The big news is our OpenCL performance profiler for the GPU. We also released updated OpenCL drivers (now packaged with all the other drivers instead of being inside the SDK) and several new SDK code samples to help developers using OpenCL.
The OpenCL Visual Profiler will be included in the next release of the CUDA Toolkit.
The OpenCL Visual Profiler uses the extensive performance instrumentation in NVIDIA’s OpenCL drivers and hardware performance signals designed into NVIDIA GPUs to provide developers with insight into performance bottlenecks and opportunities for optimization. Key features include:
Profiling of actual hardware signals, kernel efficiency, and instruction issue rate
Timing of memory copies between system memory and device memory
Customizable graphs to help developers focus in on problem areas
Basic auto-analysis to reveal warp serialization problems
Easy import/export to CSV for custom analysis
Support for multi-GPU performance scaling has been added to most of the SDK code samples for OpenCL, including:
We also added a few DirectCompute samples, if you’re interested in that sort of thing.
The drivers and SDK code samples in this release are compatible with with the publicly available CUDA Toolkit 2.3 which is available at www.nvidia.com/cuda.

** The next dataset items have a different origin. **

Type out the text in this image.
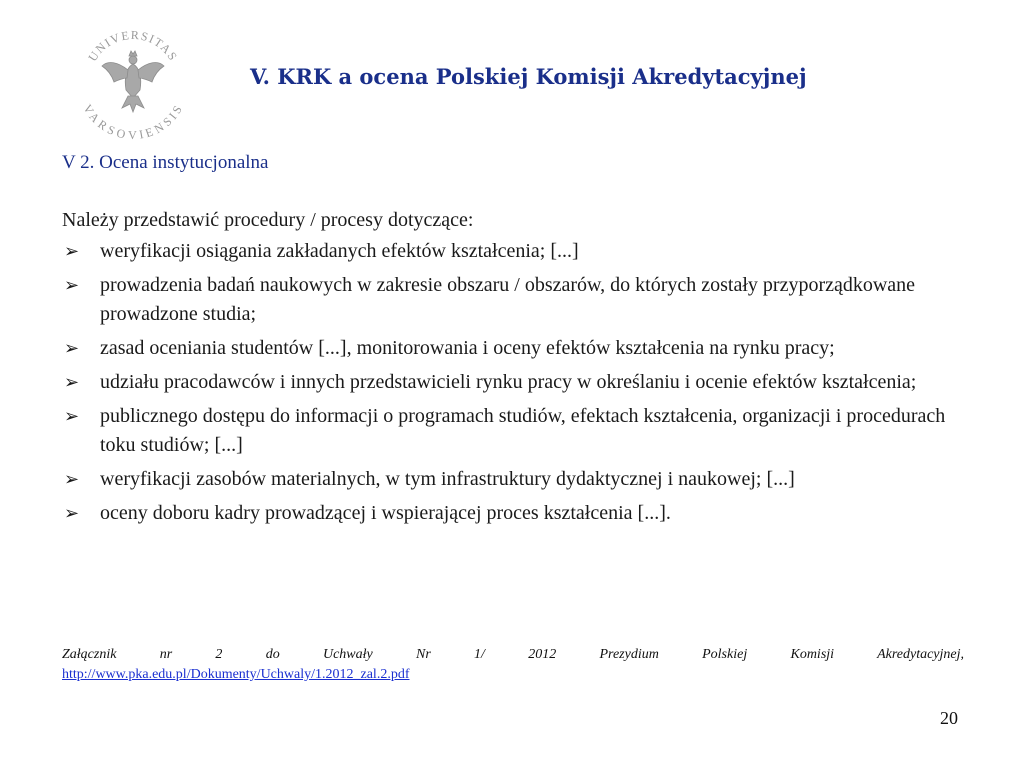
UNIVERSITAS
VARSOVIENSIS
V. KRK a ocena Polskiej Komisji Akredytacyjnej
V 2. Ocena instytucjonalna

Należy przedstawić procedury / procesy dotyczące:

➢ weryfikacji osiągania zakładanych efektów kształcenia; [...]
➢ prowadzenia badań naukowych w zakresie obszaru / obszarów, do których zostały przyporządkowane prowadzone studia;
➢ zasad oceniania studentów [...], monitorowania i oceny efektów kształcenia na rynku pracy;
➢ udziału pracodawców i innych przedstawicieli rynku pracy w określaniu i ocenie efektów kształcenia;
➢ publicznego dostępu do informacji o programach studiów, efektach kształcenia, organizacji i procedurach toku studiów; [...]
➢ weryfikacji zasobów materialnych, w tym infrastruktury dydaktycznej i naukowej; [...]
➢ oceny doboru kadry prowadzącej i wspierającej proces kształcenia [...].
Załącznik nr 2 do Uchwały Nr 1/ 2012 Prezydium Polskiej Komisji Akredytacyjnej,
http://www.pka.edu.pl/Dokumenty/Uchwaly/1.2012_zal.2.pdf
20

Finally, we also released our OpenCL Best Practices Guide, designed to help developers using OpenCL on the CUDA architecture implement high performance parallel algorithms and understand best practices for GPU Computing. Chapters on the following topics and more are included in the guide:
Heterogeneous Computing with OpenCL
Performance Optimization Strategies
The OpenCL Best Practices Guide will also be included in the next release of the CUDA Toolkit, but you can get a copy now at www.nvidia.com/opencl.